Andrey Vagin Feb. 14, 2018, 6 p.m.
On Wed, Feb 14, 2018 at 02:36:58PM +0300, Pavel Tikhomirov wrote:
> > > +		wpid = waitpid(pid, &status, 0);
> > > +		if (wpid <= 0) {
> > > +			pr_perror("waitpid");
> > > +			return 1;
> > > +		}
> > > +
> > > +		if (!WIFEXITED(status)) {
> > > +			fail("Task %d didn't exit", wpid);
> > 
> > The process can be killed (WIFSIGNALED()) >
> > Pls, don't decode status, it is enough to check whether status is
> > zero of not.
> 
> These seem an undocumented behaviour to me, but it will work.

A lot of things are not documented, but they are parts of API by
historical reasons.

> 
> > 
> > 	if (status) {
> > 		fail("The task %d exited with %x", wpid, status);
> 
> From man: "WIFEXITED(wstatus) - returns true if the child terminated
> normally", meaning "exited" == "terminated". Also obviousely "terminated" !=
> "killed by signal". So, for the sake of clarity, we can't say "The task %d
> exited with %x" as it does not cover signals, but may be something like
> "Task %d died with exit status %x" will be sutable here.

For me, it doesn't matter how you call this.
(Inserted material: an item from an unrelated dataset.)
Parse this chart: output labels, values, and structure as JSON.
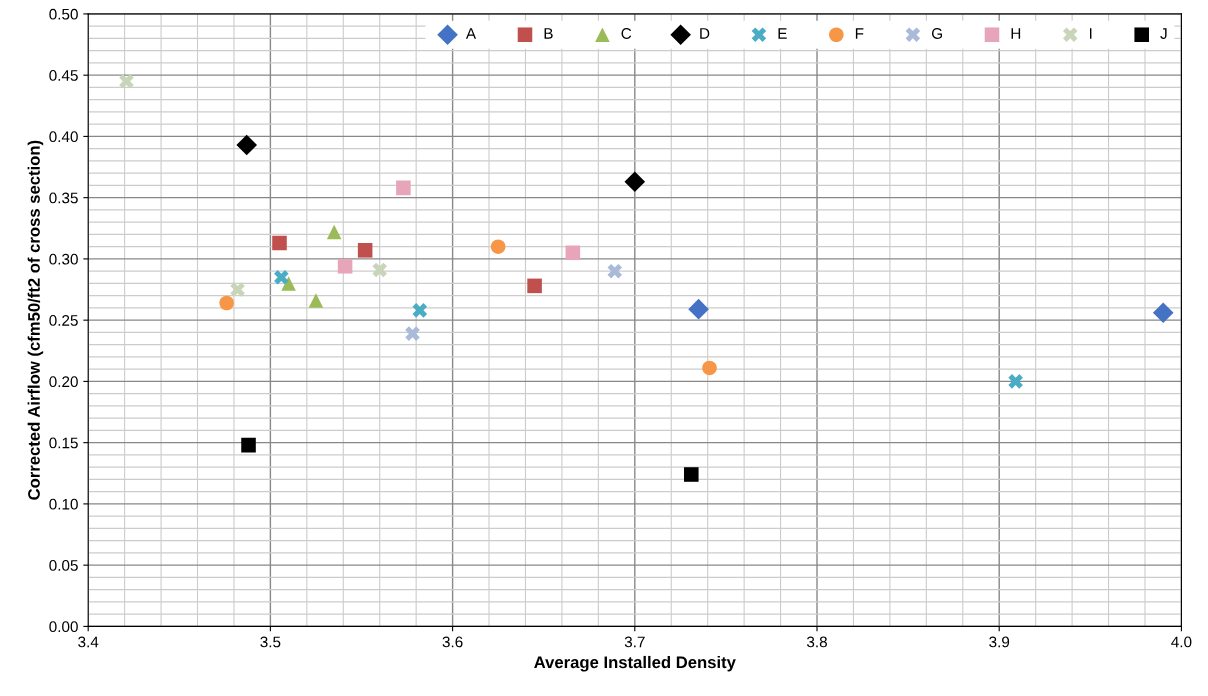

I want to have status in a
test log. Your original message doesn't contain it. It was only a
reason, why I left this comment ;)

I suggest to not deode status, because I want to minimize a test code. I
have seen this code a lot of time and I think it is useless. I want to
know about all non-zero status, and they all means errors.

> 
> > 		return 1;
> > 	}
> > 
> > > +			return 1;
> > > +		}
> > > +
> > > +		if (WEXITSTATUS(status) != 0) {
> > > +			fail("Task %d exited with wrong code %d", wpid, WEXITSTATUS(status));
> > > +			return 1;
> > > +		}
> > > +
> > > +		overwrite = false;
> > > +	}
> > > +	pass();
> > > +	return 0;
> > > +}
> 
> I sent v3 fixed version with fixes.